Melalui film Hope, keadilan dalam hukum turut dipertanyakan. Hukuman yang didapat tersangka yang dianggap tidak adil terhadap pihak korban menjadi perhatian banyak orang. Dilansir dari beberapa sumber, ribuan masyarakat Korea menuntut hukuman lebih besar untuk pemerkosa seperti Cho.

Lebih dari 600.000 orang menandatangani sebuah petisi dalam situs kepresidenan Gedung Biru, menyerukan untuk pengadilan ulang dan menolak Cho berbaur lagi dengan masyarakat. Tapi pemerintah menolak seruan tersebut. Kemudian aksi protes lain juga bermunculan, termasuk lewat lagu ‘Nayoungee’ yang dirilis penyanyi R&B ALi pada 2011.

Dari film ini, kita dapat melihat gambaran yang kerap terjadi terhadap korban kekerasan seksual. Pandangan sosial dan media yang sering menempatkan korban seperti seorang pelaku. Seperti pada adegan saat Im So Won dikejar para wartawan untuk diwawancarai hingga membuatnya harus pindah ruang rawat inap dan membuatnya ketakutan. Bahkan korban sempat bertanya kepada ayahnya, “Apakah aku berbuat salah?”

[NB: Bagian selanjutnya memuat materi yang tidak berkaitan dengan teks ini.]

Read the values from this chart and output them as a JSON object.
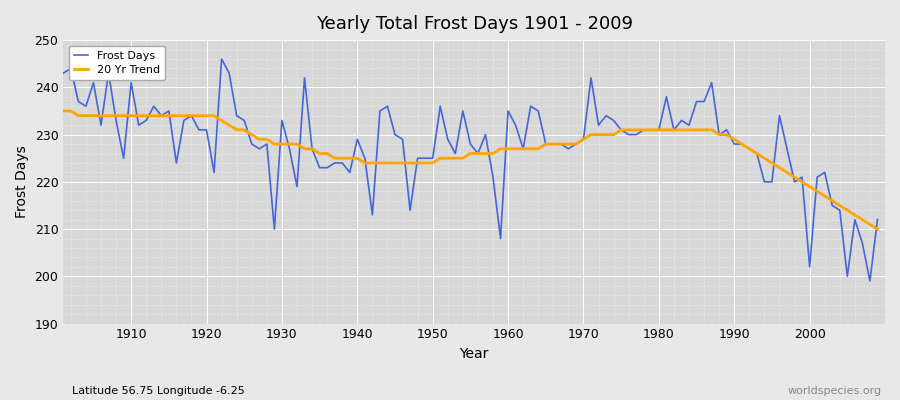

Dalam kasus kekerasan seksual, korban kerap kali menjadi pihak yang turut disalahkan. Diskriminasi pada korban juga masih sering terjadi, korban yang seharusnya mendapat perlindungan justru menjadi pihak yang disalahkan. Film Hope menggambarkan betapa kejamnya masyarakat dan media terhadap korban kekerasan seksual.

Kurangnya dukungan sosial dan lemahnya perlindungan hukum membuat korban pelecehan memilih untuk bungkam. Lelah menghadapi si pelaku sekaligus hukum negara yang dianggap belum berpihak kepada korban, membuat tidak sedikit dari mereka memilih untuk menyimpan rapat kekerasan yang menimpanya.

Sistem hukum mendapat sentilan halus melalui film ini dengan harapan hukum tersebut dapat diperbaiki dan memberikan keadilan bagi pihak korban. Nah, buat Sobat Pijar yang sudah setia membaca hingga akhir, jangan lupa untuk sediakan tisu saat menonton ya!